Traci's Story

I have always been in a relationship with someone. My life seemed fine until, all at once, it became very dark, like a solar eclipse. I lost my brother in a fire and my relationship ended. My relationship wasn’t a healthy one so my family came and got me out of there and moved me closer to them. I have a very loving family, but I still felt alone. Every day I felt alone, I didn’t know where my life was going; I was in a dark, dark place.|

I think, in retrospect, that my anorexia was a form of self-punishment. I didn’t think I was important to anybody, I wasn’t good enough. I didn’t matter. I wanted to disappear.

I didn’t recognize what was going on when it first started. I had stopped smoking and started eating. People commented that I looked bigger and that hurt. I was very sensitive to what other people thought about me and I let their outer selves squash my inner self.

It began slowly. I started walking with a friend at work, then I started to run, and I was getting healthy. Exercising and getting healthy is a good thing, but the social standard of “you can’t be too rich or too thin” was ringing in my ears. I began to cut out certain foods; then I cut out more.

I began having health issues. I went to my doctor who told me I wasn’t getting enough fat in my body. I was going by all the diet books that tell you not to eat fat, and as I cut out more and more, it became a mental issue. I could not bring myself to eat fat. To this day I have a hard time. I have to ease myself into it.

I found myself being proud of how much I could take away from my diet and still survive. My caloric intake got so low that I started to lose it mentally and couldn’t even function right. My thoughts were really screwed up at that point but, mercifully, I had enough wherewithall to know that something was not right. Something was seriously not right.

I wasn’t committing suicide, per se, but I was very definitely not valuing myself.

I began to search on the Internet about eating disorders. I found a girl on Craig’s List who was just looking for a friend who was going through eating disorders too. I talked to her and she turned me on to a woman in the city who was a nutritionist-counselor. She was the first person who ever said to me, “Look, you are anorexic.” Wow. She assisted me to get to a place where I was ready to accept help.
I researched facilities and finally found a place I thought might be right. I didn’t want to go to Kaiser and be on a floor with a bunch of mental patients who were going through different issues; I wanted help for my specific issue. I finally found a place that would allow me to continue my yoga, which I love, and still have a little piece of control.
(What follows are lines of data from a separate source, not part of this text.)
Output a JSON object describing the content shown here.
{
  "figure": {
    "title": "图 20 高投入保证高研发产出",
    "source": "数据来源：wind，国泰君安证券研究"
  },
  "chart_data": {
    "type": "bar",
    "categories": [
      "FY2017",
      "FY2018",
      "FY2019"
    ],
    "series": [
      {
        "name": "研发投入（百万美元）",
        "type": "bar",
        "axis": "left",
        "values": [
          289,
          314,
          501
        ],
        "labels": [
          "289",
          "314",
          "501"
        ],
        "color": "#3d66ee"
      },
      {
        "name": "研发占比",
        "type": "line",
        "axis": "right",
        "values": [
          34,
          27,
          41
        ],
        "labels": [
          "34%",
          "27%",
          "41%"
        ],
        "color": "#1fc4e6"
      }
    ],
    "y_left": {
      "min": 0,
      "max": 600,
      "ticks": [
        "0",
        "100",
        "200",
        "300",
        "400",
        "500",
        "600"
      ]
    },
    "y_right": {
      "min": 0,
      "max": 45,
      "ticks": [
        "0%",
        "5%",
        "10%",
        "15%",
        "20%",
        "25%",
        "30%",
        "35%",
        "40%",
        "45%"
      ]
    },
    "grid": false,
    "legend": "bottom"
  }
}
I knew I had to do this. I was going to have to give up my job, my life as I knew it, my house and everything I had created in this “perfect little way” to go into a treatment center. I was scared shitless, but I knew I had to do it.

The first thing I did was tell my boss. I was not expecting his reaction at all. He told me he was so sorry and that he had known something wasn’t right with me. He told me he was going to pay me 60% of my salary for however long it took me to get better. I was shocked! Between him and a couple people at my yoga studio that reached out to me, I went from a place where I thought no one cared about me, aside from my family, to a place where I saw that people care. They really, really care. It took me saying, “Hey, I’m at the darkest of my dark” for me to see that.

I went into treatment. I stayed in for 60 days. One of the things they did was take us to meetings. Lots and lots of meetings. From AA to Over Eater’s Anonymous. I realized from that that it didn’t matter what the specific issue really was, it all came from the same place – people not feeling worthy of love and feeling alone. I came out of there the best I’ve ever been in my life. In the year following, I went to a lot of meetings; I had a lot of support. I was so in touch with me and I finally was able to reach out and give of myself again. That was the biggest gift I got.

Continuing different support groups is important for me. I see how people can need these support groups for the rest of their lives. It is a community, a place where you are comfortable and where you can share yourself with other people. I think this is what we all seek in one shape or form, a community where we know we will be loved and not feel judged. I can’t do it by myself. I need the support.
We are not islands. Our issues are not unique; we just think that they are. It is easy to believe that everyone else is lovable. It is very hard to believe that you are loveable. People tend to judge one another without even having knowledge of the other person. That is the part that hurts – when you feel you are being judged (but then you are comparing yourself to other people that you don’t know either). We need to speak, speak, speak up! That way we can know each other.

There is a big difference between self-deprivation and taking care of yourself. It took me a long time to learn that difference. But I think I have it now. Intimacy is still tricky for me. I’m learning to let people see me. I’m getting there, but I do believe I am lovable.
I am lovable and I don’t want to be invisible any longer.